Oui, la loi française autorise pleinement la plurinationalité (double ou triple nationalité). Vous n'avez pas besoin de renoncer à votre nationalité d'origine pour devenir français. Cependant, vous devez vérifier si la législation de votre pays d'origine autorise également la double nationalité, car certains pays retirent automatiquement leur nationalité à leurs ressortissants qui en acquièrent une autre.
L'ajournement est une décision par laquelle l'administration diffère l'examen de votre demande en vous fixant un délai (généralement de 2 ans) pendant lequel vous ne pouvez pas déposer de nouvelle demande. Cela signifie que vous remplissez globalement les conditions, mais qu'un élément fait temporairement obstacle à votre naturalisation (par exemple : ressources financières trop récentes, dettes fiscales en cours de règlement, ou intégration linguistique insuffisante). À l'expiration de ce délai, vous pourrez déposer un nouveau dossier complet.
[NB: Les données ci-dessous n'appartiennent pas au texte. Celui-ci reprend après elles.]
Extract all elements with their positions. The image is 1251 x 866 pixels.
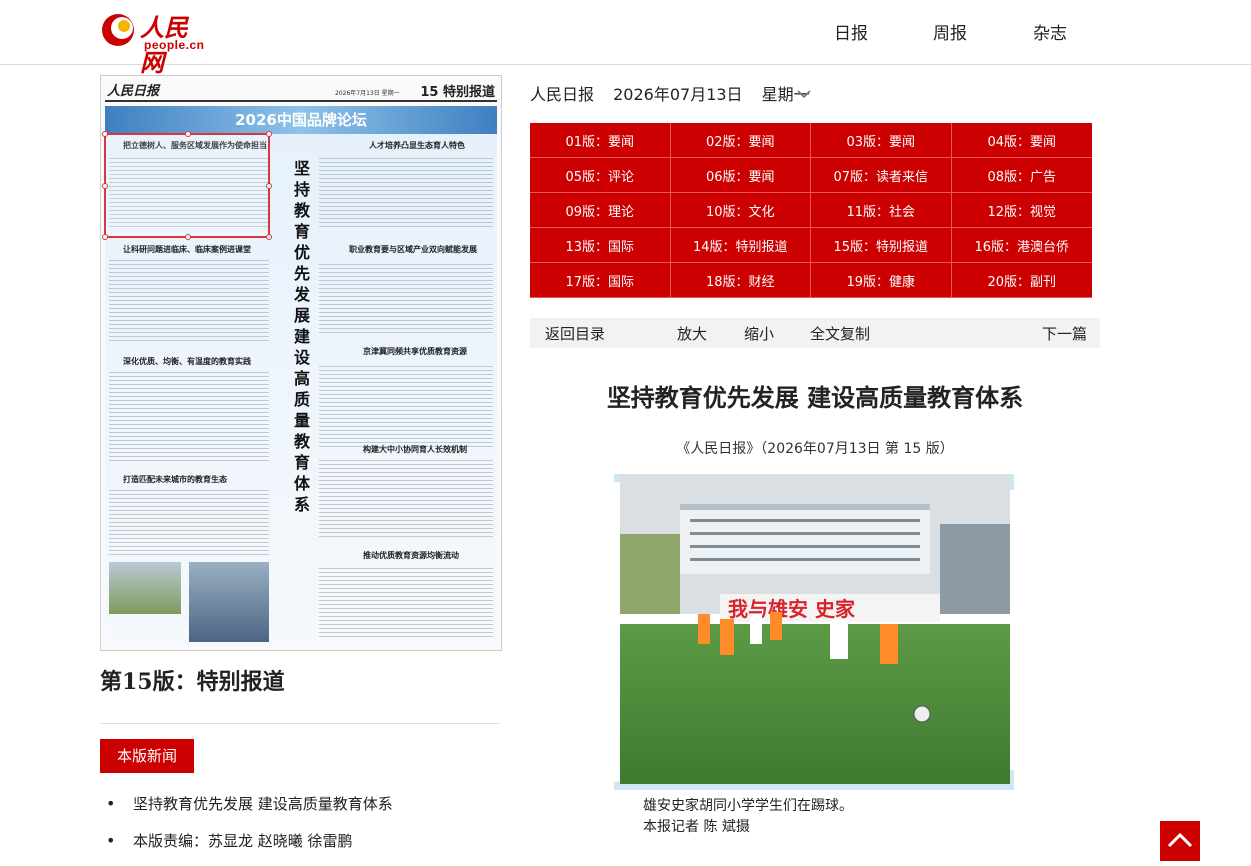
version-link[interactable]: 14版：特别报道	[670, 228, 811, 263]
back-to-top-icon	[1167, 832, 1193, 848]
paper-photo	[109, 562, 181, 614]
photo-caption: 雄安史家胡同小学学生们在踢球。 本报记者 陈 斌摄	[643, 796, 853, 838]
divider	[100, 723, 500, 724]
paper-head: 人民日报 2026年7月13日 星期一 15 特别报道	[105, 80, 497, 102]
version-link[interactable]: 04版：要闻	[951, 123, 1092, 158]
paper-article-title[interactable]: 深化优质、均衡、有温度的教育实践	[123, 356, 251, 367]
version-link[interactable]: 06版：要闻	[670, 158, 811, 193]
caption-credit: 本报记者 陈 斌摄	[643, 819, 750, 835]
version-link[interactable]: 12版：视觉	[951, 193, 1092, 228]
article-photo-frame: 我与雄安 史家	[614, 470, 1014, 790]
version-grid: 01版：要闻 02版：要闻 03版：要闻 04版：要闻 05版：评论 06版：要…	[530, 123, 1092, 298]
logo-mark-icon	[102, 14, 134, 46]
chevron-down-icon[interactable]	[797, 87, 811, 101]
paper-vertical-headline: 坚持教育优先发展 建设高质量教育体系	[293, 159, 310, 514]
paper-text-block	[319, 158, 493, 230]
page-title: 第15版：特别报道	[100, 669, 285, 695]
version-link[interactable]: 09版：理论	[530, 193, 671, 228]
paper-text-block	[109, 372, 269, 462]
version-link[interactable]: 08版：广告	[951, 158, 1092, 193]
caption-text: 雄安史家胡同小学学生们在踢球。	[643, 798, 853, 814]
paper-banner: 2026中国品牌论坛	[105, 106, 497, 134]
paper-page-label: 15 特别报道	[420, 85, 495, 100]
article-photo: 我与雄安 史家	[620, 474, 1010, 784]
version-link[interactable]: 03版：要闻	[811, 123, 952, 158]
paper-article-title[interactable]: 推动优质教育资源均衡流动	[363, 550, 459, 561]
version-link[interactable]: 15版：特别报道	[811, 228, 952, 263]
paper-text-block	[319, 264, 493, 336]
version-link[interactable]: 20版：副刊	[951, 263, 1092, 298]
version-link[interactable]: 19版：健康	[811, 263, 952, 298]
selection-handle	[266, 183, 272, 189]
selection-handle	[102, 183, 108, 189]
article-toolbar: 返回目录 放大 缩小 全文复制 下一篇	[530, 318, 1100, 348]
selection-handle	[102, 131, 108, 137]
nav-daily[interactable]: 日报	[834, 19, 868, 44]
paper-photo	[189, 562, 269, 642]
back-to-index-button[interactable]: 返回目录	[545, 323, 605, 344]
paper-date: 2026年7月13日 星期一	[335, 90, 400, 97]
version-link[interactable]: 07版：读者来信	[811, 158, 952, 193]
paper-article-title[interactable]: 职业教育要与区域产业双向赋能发展	[349, 244, 477, 255]
issue-date: 2026年07月13日	[613, 85, 743, 104]
zoom-in-button[interactable]: 放大	[677, 323, 707, 344]
selection-handle	[266, 234, 272, 240]
version-link[interactable]: 01版：要闻	[530, 123, 671, 158]
version-link[interactable]: 13版：国际	[530, 228, 671, 263]
version-link[interactable]: 16版：港澳台侨	[951, 228, 1092, 263]
news-list: 坚持教育优先发展 建设高质量教育体系 本版责编：苏显龙 赵晓曦 徐雷鹏	[100, 792, 500, 866]
people-logo[interactable]: 人民网 people.cn	[100, 10, 210, 77]
zoom-out-button[interactable]: 缩小	[744, 323, 774, 344]
news-item-link[interactable]: 坚持教育优先发展 建设高质量教育体系	[100, 792, 500, 829]
paper-masthead: 人民日报	[107, 84, 160, 99]
version-link[interactable]: 10版：文化	[670, 193, 811, 228]
paper-text-block	[109, 260, 269, 344]
selection-handle	[266, 131, 272, 137]
copy-all-button[interactable]: 全文复制	[810, 323, 870, 344]
back-to-top-button[interactable]	[1160, 821, 1200, 861]
paper-name: 人民日报	[530, 85, 595, 104]
photo-banner-text: 我与雄安 史家	[728, 597, 856, 621]
news-tab[interactable]: 本版新闻	[100, 739, 194, 773]
selection-handle	[185, 234, 191, 240]
version-link[interactable]: 11版：社会	[811, 193, 952, 228]
nav-magazine[interactable]: 杂志	[1033, 19, 1067, 44]
selection-handle	[185, 131, 191, 137]
version-link[interactable]: 05版：评论	[530, 158, 671, 193]
paper-article-title[interactable]: 人才培养凸显生态育人特色	[369, 140, 465, 151]
nav-weekly[interactable]: 周报	[933, 19, 967, 44]
date-selector[interactable]: 人民日报 2026年07月13日 星期一	[530, 81, 824, 105]
paper-text-block	[319, 568, 493, 638]
paper-article-title[interactable]: 构建大中小协同育人长效机制	[363, 444, 467, 455]
selection-handle	[102, 234, 108, 240]
article-title: 坚持教育优先发展 建设高质量教育体系	[606, 384, 1024, 412]
paper-article-title[interactable]: 京津冀同频共享优质教育资源	[363, 346, 467, 357]
version-link[interactable]: 18版：财经	[670, 263, 811, 298]
paper-article-title[interactable]: 打造匹配未来城市的教育生态	[123, 474, 227, 485]
paper-text-block	[319, 366, 493, 448]
paper-article-title[interactable]: 让科研问题进临床、临床案例进课堂	[123, 244, 251, 255]
paper-text-block	[319, 460, 493, 538]
site-header: 人民网 people.cn 日报 周报 杂志	[0, 0, 1251, 77]
next-article-button[interactable]: 下一篇	[1042, 323, 1087, 344]
version-link[interactable]: 02版：要闻	[670, 123, 811, 158]
paper-text-block	[109, 490, 269, 556]
article-source: 《人民日报》（2026年07月13日 第 15 版）	[676, 441, 954, 457]
news-editors: 本版责编：苏显龙 赵晓曦 徐雷鹏	[100, 829, 500, 866]
version-link[interactable]: 17版：国际	[530, 263, 671, 298]
logo-domain-text: people.cn	[144, 38, 205, 52]
selected-article-highlight[interactable]	[102, 131, 272, 240]
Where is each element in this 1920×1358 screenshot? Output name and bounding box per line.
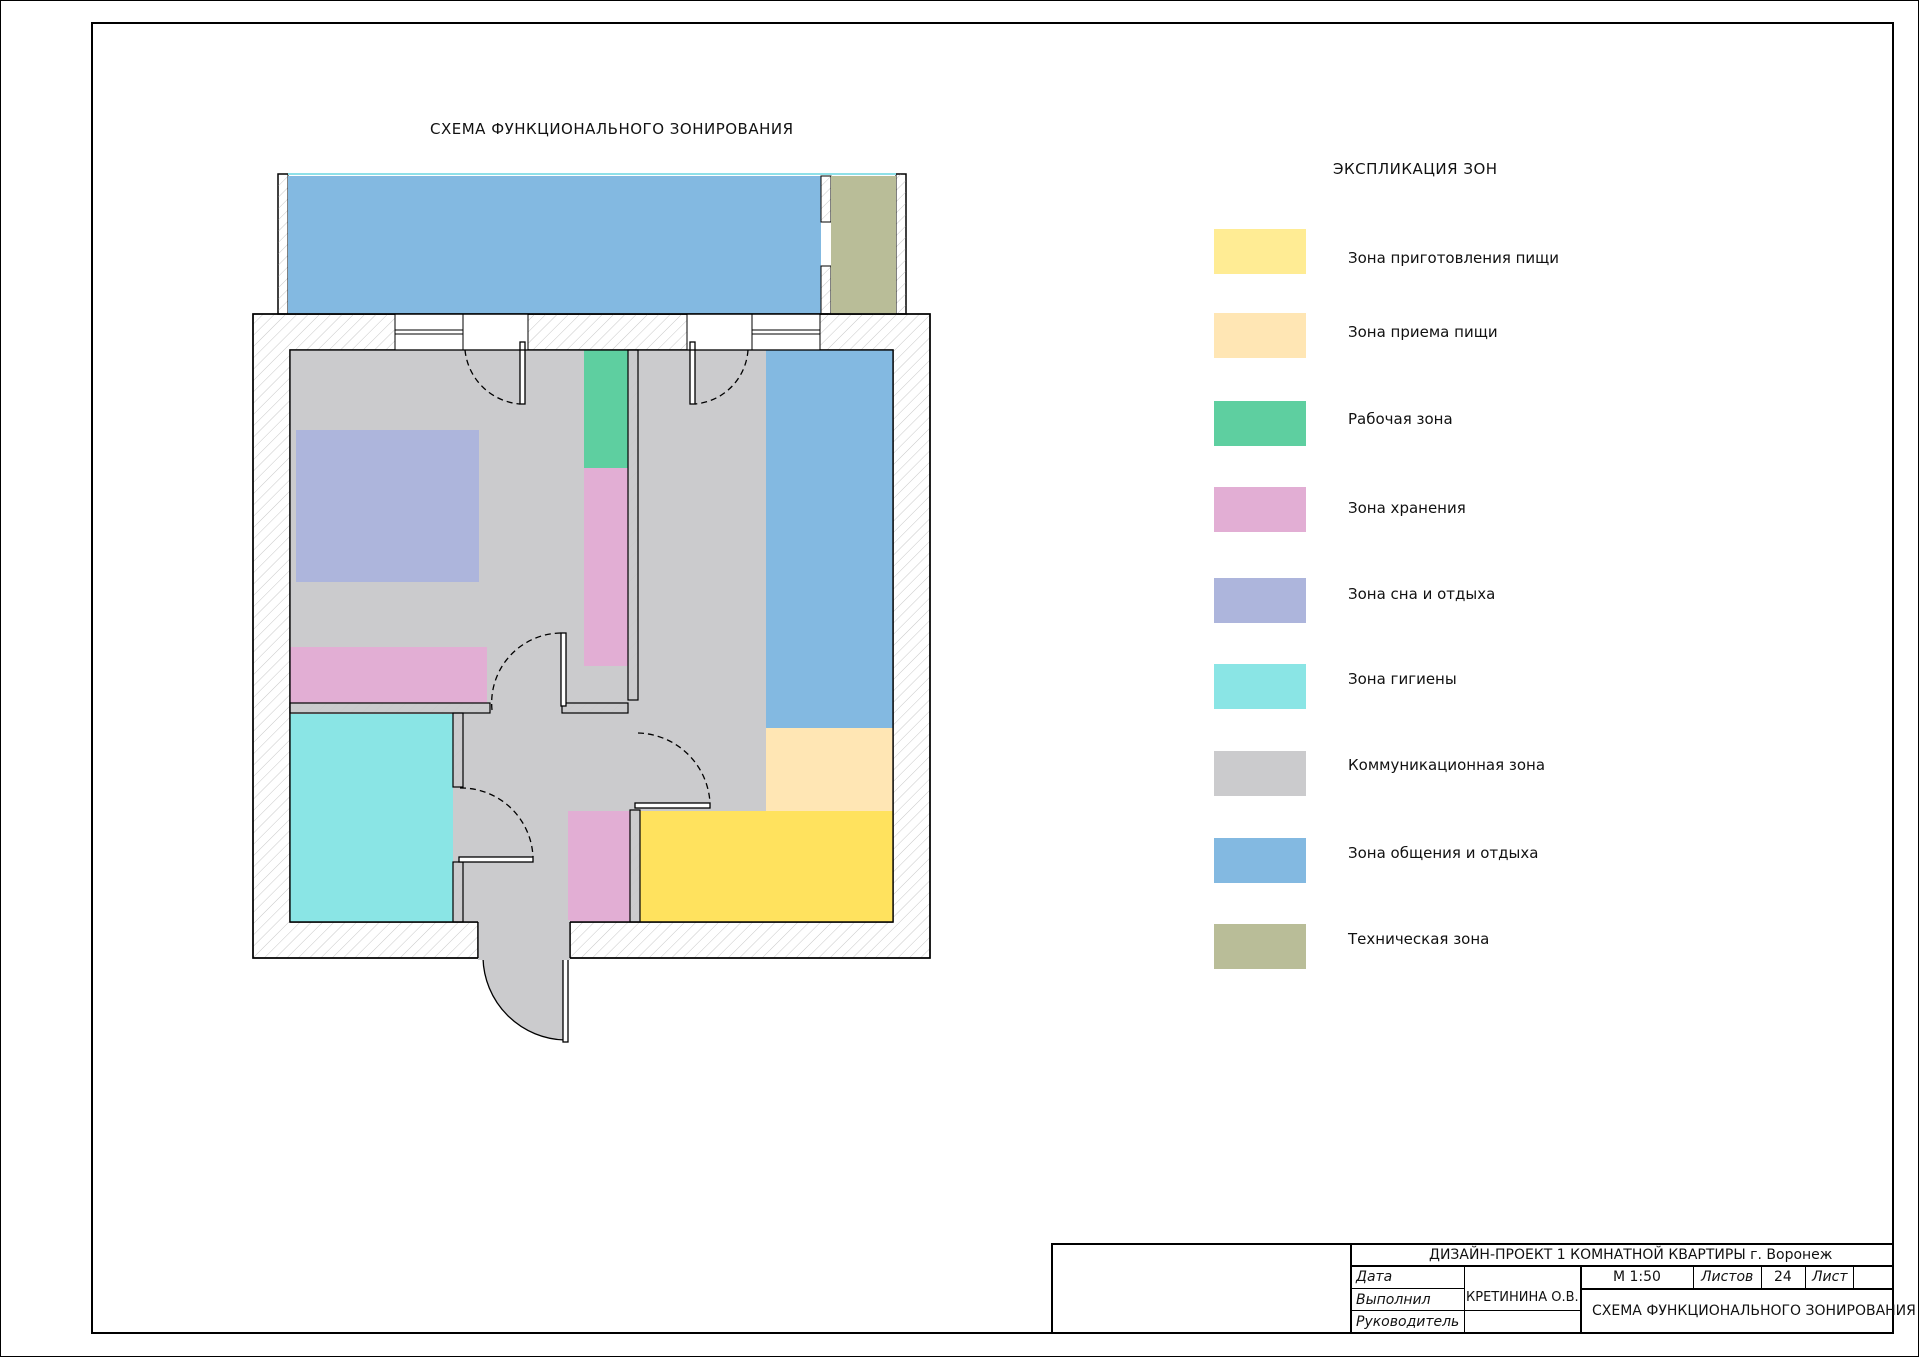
legend-label-lounge: Зона общения и отдыха bbox=[1348, 844, 1539, 862]
dining-zone bbox=[766, 728, 893, 811]
legend-swatch-cooking bbox=[1214, 229, 1306, 274]
legend-label-work: Рабочая зона bbox=[1348, 410, 1453, 428]
legend-label-storage: Зона хранения bbox=[1348, 499, 1466, 517]
legend-swatch-storage bbox=[1214, 487, 1306, 532]
cooking-zone bbox=[640, 811, 893, 922]
sheets-count: 24 bbox=[1774, 1269, 1792, 1285]
legend-swatch-technical bbox=[1214, 924, 1306, 969]
legend-title: ЭКСПЛИКАЦИЯ ЗОН bbox=[1333, 160, 1498, 178]
legend-swatch-work bbox=[1214, 401, 1306, 446]
performer-name: КРЕТИНИНА О.В. bbox=[1466, 1290, 1579, 1305]
supervisor-label: Руководитель bbox=[1356, 1314, 1460, 1330]
storage-zone-bedroom bbox=[290, 647, 487, 703]
legend-label-technical: Техническая зона bbox=[1348, 930, 1490, 948]
living-zone bbox=[766, 350, 893, 728]
legend-swatch-communication bbox=[1214, 751, 1306, 796]
sleep-zone bbox=[296, 430, 479, 582]
legend-label-hygiene: Зона гигиены bbox=[1348, 670, 1457, 688]
technical-zone bbox=[831, 176, 896, 314]
sheets-label: Листов bbox=[1701, 1269, 1754, 1285]
legend-swatch-lounge bbox=[1214, 838, 1306, 883]
storage-zone-wardrobe bbox=[584, 468, 628, 666]
legend-swatch-sleep bbox=[1214, 578, 1306, 623]
sheet-title: СХЕМА ФУНКЦИОНАЛЬНОГО ЗОНИРОВАНИЯ bbox=[1592, 1303, 1916, 1319]
legend-label-communication: Коммуникационная зона bbox=[1348, 756, 1546, 774]
floor-plan bbox=[252, 173, 931, 1043]
performed-label: Выполнил bbox=[1356, 1292, 1431, 1308]
balcony bbox=[277, 173, 907, 315]
work-zone bbox=[584, 350, 628, 468]
project-title: ДИЗАЙН-ПРОЕКТ 1 КОМНАТНОЙ КВАРТИРЫ г. Во… bbox=[1429, 1247, 1833, 1263]
balcony-lounge-zone bbox=[288, 176, 821, 314]
date-label: Дата bbox=[1356, 1269, 1393, 1285]
hygiene-zone bbox=[290, 714, 453, 922]
scale: М 1:50 bbox=[1613, 1269, 1661, 1285]
legend-label-dining: Зона приема пищи bbox=[1348, 323, 1498, 341]
legend-label-cooking: Зона приготовления пищи bbox=[1348, 249, 1560, 267]
legend-swatch-dining bbox=[1214, 313, 1306, 358]
storage-zone-hall bbox=[568, 811, 630, 922]
title-block: ДИЗАЙН-ПРОЕКТ 1 КОМНАТНОЙ КВАРТИРЫ г. Во… bbox=[1051, 1243, 1916, 1334]
legend-label-sleep: Зона сна и отдыха bbox=[1348, 585, 1496, 603]
legend-swatch-hygiene bbox=[1214, 664, 1306, 709]
sheet-label: Лист bbox=[1812, 1269, 1848, 1285]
Si vous recevez une décision défavorable (rejet ou ajournement) de la part du préfet, vous disposez d'un délai de 2 mois à compter de la notification de la décision pour former un recours hiérarchique auprès du ministre de l'Intérieur (adressé à la SDANF à Rezé). Ce recours est un préalable obligatoire. Si le ministre rejette également votre recours, vous disposez alors d'un nouveau délai de 2 mois pour saisir le Tribunal administratif de Nantes, qui est le seul tribunal compétent en France pour le contentieux des décisions de naturalisation.